ArrMatee still has the candy-bar-wrapper earplugs.  However, checking them gives him an excuse to have his hands by his ears... just in case.

BlueBard

Spyd-R turns the dial all the way clockwise, sets a musical selection, and presses the 'Play' button.

BlueBard

DA-DA! DA-DUM-BA-DA-DUM-DA! DUM-BA-DUM-BA-DAAAA!!!


Unfortunately, this appears to be maximum volume, not minimum volume.  It is much, MUCH louder than before.  The sensation is not far off from having someone pound nails into your eardrums with a rubber mallet.  All of you collapse to the floor and clasp your hands over your ears in a vain attempt to shut out the horrendously booming music.  Shoot-O remains standing with a grimace on his face.  He's saying something, but you can't make it out.

ArrMatee:
[spoiler]The makeshift earplugs MIGHT prevent permanent hearing loss, but they don't do much to protect your ears.[/spoiler]

What does each of you try to do now?

gdaybloke

Spyd's eyes glaze over for a second before he jabs the stop button.

"Well, I bet everyone's forgotten about any unpleasantness with the docbot now! Another job well done!"

Well, that's what people would hear, if they could.

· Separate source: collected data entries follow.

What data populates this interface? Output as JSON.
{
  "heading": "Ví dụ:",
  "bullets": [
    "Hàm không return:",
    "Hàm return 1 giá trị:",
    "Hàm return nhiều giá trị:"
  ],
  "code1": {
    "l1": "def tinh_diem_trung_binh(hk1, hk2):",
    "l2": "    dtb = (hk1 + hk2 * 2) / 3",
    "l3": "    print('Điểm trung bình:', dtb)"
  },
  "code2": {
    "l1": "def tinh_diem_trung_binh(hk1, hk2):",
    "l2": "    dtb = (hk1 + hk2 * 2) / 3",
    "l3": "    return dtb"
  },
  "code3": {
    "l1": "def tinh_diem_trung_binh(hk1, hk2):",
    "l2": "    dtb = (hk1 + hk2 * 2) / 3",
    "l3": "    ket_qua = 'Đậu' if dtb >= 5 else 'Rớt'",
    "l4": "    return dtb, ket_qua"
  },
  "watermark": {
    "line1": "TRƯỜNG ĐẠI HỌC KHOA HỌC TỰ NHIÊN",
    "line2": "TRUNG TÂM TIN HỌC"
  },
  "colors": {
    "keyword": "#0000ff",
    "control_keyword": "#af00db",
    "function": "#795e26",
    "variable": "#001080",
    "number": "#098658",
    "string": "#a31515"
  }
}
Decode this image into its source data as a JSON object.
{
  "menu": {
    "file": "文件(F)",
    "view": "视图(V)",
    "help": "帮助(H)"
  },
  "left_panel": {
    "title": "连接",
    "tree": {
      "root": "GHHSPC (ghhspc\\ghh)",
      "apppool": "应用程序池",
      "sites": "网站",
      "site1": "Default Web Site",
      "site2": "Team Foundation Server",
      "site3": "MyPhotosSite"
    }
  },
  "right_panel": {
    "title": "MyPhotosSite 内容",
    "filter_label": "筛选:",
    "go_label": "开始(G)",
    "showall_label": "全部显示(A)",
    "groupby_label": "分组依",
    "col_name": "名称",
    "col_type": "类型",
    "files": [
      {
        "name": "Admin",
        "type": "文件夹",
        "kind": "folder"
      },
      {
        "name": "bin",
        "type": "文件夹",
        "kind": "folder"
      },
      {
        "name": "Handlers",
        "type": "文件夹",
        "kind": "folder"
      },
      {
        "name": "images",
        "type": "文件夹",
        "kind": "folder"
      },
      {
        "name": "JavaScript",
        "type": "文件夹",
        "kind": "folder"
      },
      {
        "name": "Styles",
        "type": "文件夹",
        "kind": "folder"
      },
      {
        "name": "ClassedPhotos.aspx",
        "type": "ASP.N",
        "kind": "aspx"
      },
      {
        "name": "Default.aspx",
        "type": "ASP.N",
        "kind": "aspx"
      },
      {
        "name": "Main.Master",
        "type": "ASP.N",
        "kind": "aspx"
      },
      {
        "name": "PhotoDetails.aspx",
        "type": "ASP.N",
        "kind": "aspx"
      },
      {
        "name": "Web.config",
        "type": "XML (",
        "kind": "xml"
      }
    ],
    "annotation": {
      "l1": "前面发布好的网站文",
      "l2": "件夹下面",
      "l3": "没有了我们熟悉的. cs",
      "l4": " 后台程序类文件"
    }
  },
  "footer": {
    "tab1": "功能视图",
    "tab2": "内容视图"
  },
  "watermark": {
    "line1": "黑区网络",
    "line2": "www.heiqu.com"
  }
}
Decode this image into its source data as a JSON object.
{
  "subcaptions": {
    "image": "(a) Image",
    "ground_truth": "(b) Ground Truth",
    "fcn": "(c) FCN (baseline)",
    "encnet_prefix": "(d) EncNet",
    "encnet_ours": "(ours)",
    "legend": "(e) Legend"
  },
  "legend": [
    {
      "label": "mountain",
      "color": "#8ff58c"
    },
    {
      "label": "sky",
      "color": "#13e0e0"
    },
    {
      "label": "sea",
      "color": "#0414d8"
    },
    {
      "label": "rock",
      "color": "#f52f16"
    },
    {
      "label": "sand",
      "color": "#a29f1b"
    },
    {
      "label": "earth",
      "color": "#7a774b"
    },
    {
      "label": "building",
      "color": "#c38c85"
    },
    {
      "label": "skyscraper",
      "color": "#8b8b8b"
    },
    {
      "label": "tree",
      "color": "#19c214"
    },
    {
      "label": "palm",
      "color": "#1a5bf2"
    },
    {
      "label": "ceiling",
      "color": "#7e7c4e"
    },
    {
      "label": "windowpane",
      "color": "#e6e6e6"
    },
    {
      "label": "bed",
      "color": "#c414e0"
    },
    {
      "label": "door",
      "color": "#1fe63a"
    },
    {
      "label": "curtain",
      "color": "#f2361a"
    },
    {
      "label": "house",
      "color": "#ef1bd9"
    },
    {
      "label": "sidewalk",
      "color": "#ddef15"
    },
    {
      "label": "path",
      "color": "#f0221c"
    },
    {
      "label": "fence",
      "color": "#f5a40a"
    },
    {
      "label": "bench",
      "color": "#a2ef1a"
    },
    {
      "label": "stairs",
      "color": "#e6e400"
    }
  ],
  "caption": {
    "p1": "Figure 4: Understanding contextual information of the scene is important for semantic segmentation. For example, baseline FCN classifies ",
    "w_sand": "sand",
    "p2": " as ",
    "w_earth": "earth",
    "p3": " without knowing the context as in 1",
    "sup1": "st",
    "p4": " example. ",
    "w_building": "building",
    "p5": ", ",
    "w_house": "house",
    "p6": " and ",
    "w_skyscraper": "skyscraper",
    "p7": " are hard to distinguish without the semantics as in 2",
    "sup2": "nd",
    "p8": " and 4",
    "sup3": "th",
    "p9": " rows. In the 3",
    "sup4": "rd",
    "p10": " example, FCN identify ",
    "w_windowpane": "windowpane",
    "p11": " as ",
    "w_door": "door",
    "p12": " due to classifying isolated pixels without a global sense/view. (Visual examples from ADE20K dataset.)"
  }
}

With that, trying not to sweat too evidently, Spyd forces a smile, spins on his heel, and begins to march from the room.

The Phantom Eyebrow

* Numb spasms involuntarily at the savage sonic assault.  Conscious of the fact that he is now strapped into a big honking exo-skeleton, he tries his damnedest NOT to put his hands to his ears *

Viking

His ears ringing, ArrMatee twitches a couple of times before getting up off of the ground. 

His sense of volume temporarily shot, ArrMatee shouts out a question:

"ARRR!!!  SORRY, CITIZEN SHOOT-LOT, I COULDN'T HEAR YE OVER T'MUSIC'S ROAR!  WHAT WERE YER ORDERS, SIR?"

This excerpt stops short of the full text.